Wednesday, May 03, 2006

Useless Meme or Side Effect?

Cataclyst proposed in his response to my music question that we are looking at it the wrong way:

That music does not increase our survivability, and thus isn't really part of the evolution argument. That instead, it is a meme that has been passed on from generation to generation because it is, itself, a highly adaptive and survivable "entity."

I am not convinced though that "music" and "art" are "memes." I do believe however that individual songs or works of art would be memes. These can be grouped together by genre, and the ideas that tag along with them, styles of clothes, culture, spawn and die on a whim. And so, following a particular song's influence on a group would fall right in line with Cataclyst's explanation.

I think the ability to create music however is something entirely different. We often use art as the measuring stick that separates humans from machines.
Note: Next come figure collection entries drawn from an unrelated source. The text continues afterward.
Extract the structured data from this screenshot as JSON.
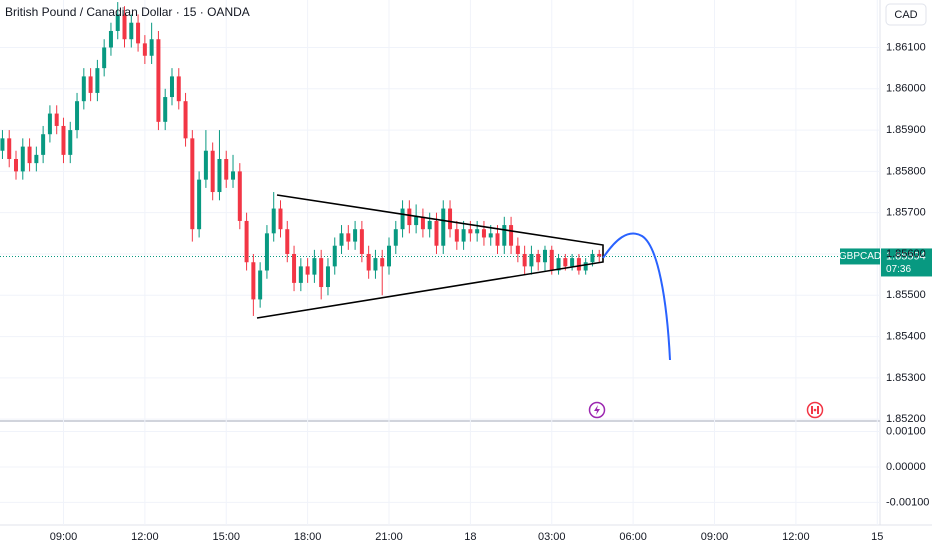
{
  "header": {
    "title": "British Pound / Canadian Dollar · 15 · OANDA",
    "currency": "CAD"
  },
  "chart_data": {
    "type": "candlestick",
    "up_color": "#089981",
    "down_color": "#f23645",
    "grid": true,
    "x": [
      6.75,
      7,
      7.25,
      7.5,
      7.75,
      8,
      8.25,
      8.5,
      8.75,
      9,
      9.25,
      9.5,
      9.75,
      10,
      10.25,
      10.5,
      10.75,
      11,
      11.25,
      11.5,
      11.75,
      12,
      12.25,
      12.5,
      12.75,
      13,
      13.25,
      13.5,
      13.75,
      14,
      14.25,
      14.5,
      14.75,
      15,
      15.25,
      15.5,
      15.75,
      16,
      16.25,
      16.5,
      16.75,
      17,
      17.25,
      17.5,
      17.75,
      18,
      18.25,
      18.5,
      18.75,
      19,
      19.25,
      19.5,
      19.75,
      20,
      20.25,
      20.5,
      20.75,
      21,
      21.25,
      21.5,
      21.75,
      22,
      22.25,
      22.5,
      22.75,
      23,
      23.25,
      23.5,
      23.75,
      24,
      24.25,
      24.5,
      24.75,
      25,
      25.25,
      25.5,
      25.75,
      26,
      26.25,
      26.5,
      26.75,
      27,
      27.25,
      27.5,
      27.75,
      28,
      28.25,
      28.5,
      28.75
    ],
    "open": [
      1.8585,
      1.8588,
      1.8583,
      1.858,
      1.8586,
      1.8582,
      1.8584,
      1.8589,
      1.8594,
      1.8591,
      1.8584,
      1.859,
      1.8597,
      1.8603,
      1.8599,
      1.8605,
      1.861,
      1.8614,
      1.8618,
      1.8612,
      1.8616,
      1.8611,
      1.8608,
      1.8612,
      1.8592,
      1.8598,
      1.8603,
      1.8597,
      1.8588,
      1.8566,
      1.8578,
      1.8585,
      1.8575,
      1.8583,
      1.8578,
      1.858,
      1.8568,
      1.8558,
      1.8549,
      1.8556,
      1.8565,
      1.8571,
      1.8566,
      1.856,
      1.8553,
      1.8557,
      1.8555,
      1.8559,
      1.8552,
      1.8557,
      1.8562,
      1.8565,
      1.8563,
      1.8566,
      1.856,
      1.8556,
      1.8559,
      1.8557,
      1.8562,
      1.8566,
      1.8571,
      1.8567,
      1.8569,
      1.8566,
      1.8568,
      1.8562,
      1.8571,
      1.8566,
      1.8563,
      1.8566,
      1.8565,
      1.8566,
      1.8564,
      1.8565,
      1.8562,
      1.8567,
      1.8562,
      1.856,
      1.8557,
      1.856,
      1.8558,
      1.8561,
      1.8556,
      1.8559,
      1.8557,
      1.8559,
      1.8556,
      1.8558,
      1.856
    ],
    "high": [
      1.859,
      1.859,
      1.8585,
      1.8588,
      1.8588,
      1.8586,
      1.8591,
      1.8596,
      1.8596,
      1.8593,
      1.8592,
      1.8599,
      1.8605,
      1.8605,
      1.8607,
      1.8612,
      1.8616,
      1.8621,
      1.862,
      1.8618,
      1.8618,
      1.8613,
      1.8616,
      1.8614,
      1.86,
      1.8605,
      1.8605,
      1.8599,
      1.859,
      1.858,
      1.859,
      1.8587,
      1.859,
      1.8585,
      1.8584,
      1.8582,
      1.857,
      1.856,
      1.8558,
      1.8567,
      1.8575,
      1.8573,
      1.8568,
      1.8562,
      1.8559,
      1.8559,
      1.8561,
      1.8561,
      1.8559,
      1.8564,
      1.8567,
      1.8567,
      1.8568,
      1.8568,
      1.8562,
      1.8561,
      1.8561,
      1.8564,
      1.8568,
      1.8573,
      1.8573,
      1.8572,
      1.8571,
      1.857,
      1.857,
      1.8573,
      1.8573,
      1.8568,
      1.8568,
      1.8568,
      1.8568,
      1.8568,
      1.8567,
      1.8567,
      1.8569,
      1.8569,
      1.8564,
      1.8562,
      1.8562,
      1.8561,
      1.8562,
      1.8562,
      1.856,
      1.856,
      1.856,
      1.856,
      1.8559,
      1.8561,
      1.8561
    ],
    "low": [
      1.8583,
      1.8581,
      1.8578,
      1.8578,
      1.858,
      1.858,
      1.8582,
      1.8587,
      1.8589,
      1.8582,
      1.8582,
      1.8588,
      1.8595,
      1.8597,
      1.8597,
      1.8603,
      1.8608,
      1.8612,
      1.861,
      1.861,
      1.8609,
      1.8606,
      1.8606,
      1.859,
      1.859,
      1.8596,
      1.8595,
      1.8586,
      1.8563,
      1.8564,
      1.8576,
      1.8573,
      1.8573,
      1.8576,
      1.8576,
      1.8566,
      1.8556,
      1.8545,
      1.8547,
      1.8554,
      1.8563,
      1.8564,
      1.8558,
      1.8551,
      1.8551,
      1.8553,
      1.8553,
      1.8549,
      1.855,
      1.8555,
      1.856,
      1.8561,
      1.8561,
      1.8558,
      1.8554,
      1.8554,
      1.855,
      1.8555,
      1.856,
      1.8564,
      1.8565,
      1.8565,
      1.8564,
      1.8564,
      1.856,
      1.856,
      1.8564,
      1.8561,
      1.8561,
      1.8563,
      1.8563,
      1.8562,
      1.8562,
      1.856,
      1.856,
      1.856,
      1.8558,
      1.8555,
      1.8555,
      1.8556,
      1.8556,
      1.8555,
      1.8555,
      1.8556,
      1.8556,
      1.8555,
      1.8555,
      1.8557,
      1.8558
    ],
    "close": [
      1.8588,
      1.8583,
      1.858,
      1.8586,
      1.8582,
      1.8584,
      1.8589,
      1.8594,
      1.8591,
      1.8584,
      1.859,
      1.8597,
      1.8603,
      1.8599,
      1.8605,
      1.861,
      1.8614,
      1.8618,
      1.8612,
      1.8616,
      1.8611,
      1.8608,
      1.8612,
      1.8592,
      1.8598,
      1.8603,
      1.8597,
      1.8588,
      1.8566,
      1.8578,
      1.8585,
      1.8575,
      1.8583,
      1.8578,
      1.858,
      1.8568,
      1.8558,
      1.8549,
      1.8556,
      1.8565,
      1.8571,
      1.8566,
      1.856,
      1.8553,
      1.8557,
      1.8555,
      1.8559,
      1.8552,
      1.8557,
      1.8562,
      1.8565,
      1.8563,
      1.8566,
      1.856,
      1.8556,
      1.8559,
      1.8557,
      1.8562,
      1.8566,
      1.8571,
      1.8567,
      1.8569,
      1.8566,
      1.8568,
      1.8562,
      1.8571,
      1.8566,
      1.8563,
      1.8566,
      1.8565,
      1.8566,
      1.8564,
      1.8565,
      1.8562,
      1.8567,
      1.8562,
      1.856,
      1.8557,
      1.856,
      1.8558,
      1.8561,
      1.8556,
      1.8559,
      1.8557,
      1.8559,
      1.8556,
      1.8558,
      1.856,
      1.85594
    ],
    "xlim": [
      6.66,
      39.1
    ],
    "xticks": [
      {
        "value": 9,
        "label": "09:00"
      },
      {
        "value": 12,
        "label": "12:00"
      },
      {
        "value": 15,
        "label": "15:00"
      },
      {
        "value": 18,
        "label": "18:00"
      },
      {
        "value": 21,
        "label": "21:00"
      },
      {
        "value": 24,
        "label": "18"
      },
      {
        "value": 27,
        "label": "03:00"
      },
      {
        "value": 30,
        "label": "06:00"
      },
      {
        "value": 33,
        "label": "09:00"
      },
      {
        "value": 36,
        "label": "12:00"
      },
      {
        "value": 39,
        "label": "15"
      }
    ],
    "ylim": [
      1.85198,
      1.86215
    ],
    "yticks": [
      {
        "value": 1.861,
        "label": "1.86100"
      },
      {
        "value": 1.86,
        "label": "1.86000"
      },
      {
        "value": 1.859,
        "label": "1.85900"
      },
      {
        "value": 1.858,
        "label": "1.85800"
      },
      {
        "value": 1.857,
        "label": "1.85700"
      },
      {
        "value": 1.856,
        "label": "1.85600"
      },
      {
        "value": 1.855,
        "label": "1.85500"
      },
      {
        "value": 1.854,
        "label": "1.85400"
      },
      {
        "value": 1.853,
        "label": "1.85300"
      },
      {
        "value": 1.852,
        "label": "1.85200"
      }
    ],
    "symbol": "GBPCAD",
    "last_price": 1.85594,
    "countdown": "07:36"
  },
  "indicator": {
    "ylim": [
      -0.00164,
      0.00127
    ],
    "yticks": [
      {
        "value": 0.001,
        "label": "0.00100"
      },
      {
        "value": 0,
        "label": "0.00000"
      },
      {
        "value": -0.001,
        "label": "-0.00100"
      }
    ]
  }
}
"We can be creative, machines cannot."

But what is art other than another form of masturbation? A collective way of pleasing ourselves?

A certain combination of sounds evokes a certain response in our brain that we enjoy. So what do we do? We play that combination of sounds. We continue to alter it to get greater pleasure. The complexity of the combination continues to increase and change with each new song, but in the end, it is little more than an attempt to stimulate ourselves.

Now, the question as to WHY it stimulates us is best left to a neurosurgeon and it is answering this WHY which would give us the best understanding as to how music fits into our brain functions. Suffice it to say, music is little more than a mathematical pattern, and given our massive pattern recognition abilities (one of our greatest strengths over machines), when presented with the complex pattern get to work unraveling it, and in the process we enjoy it. (That enjoyment is what I think ultimately is a by-product of our brains evolving their phenomenally huge pattern recognition abilities) There are some key things that we enjoy more than others, likely due to evolutionary conditioning (constant beats, deep bass). But in the end, we do receive pleasure, and the birth and rise of music is the result of our quest to increase our pleasure, not unlike the great lengths we go to attract other humans to get a little play.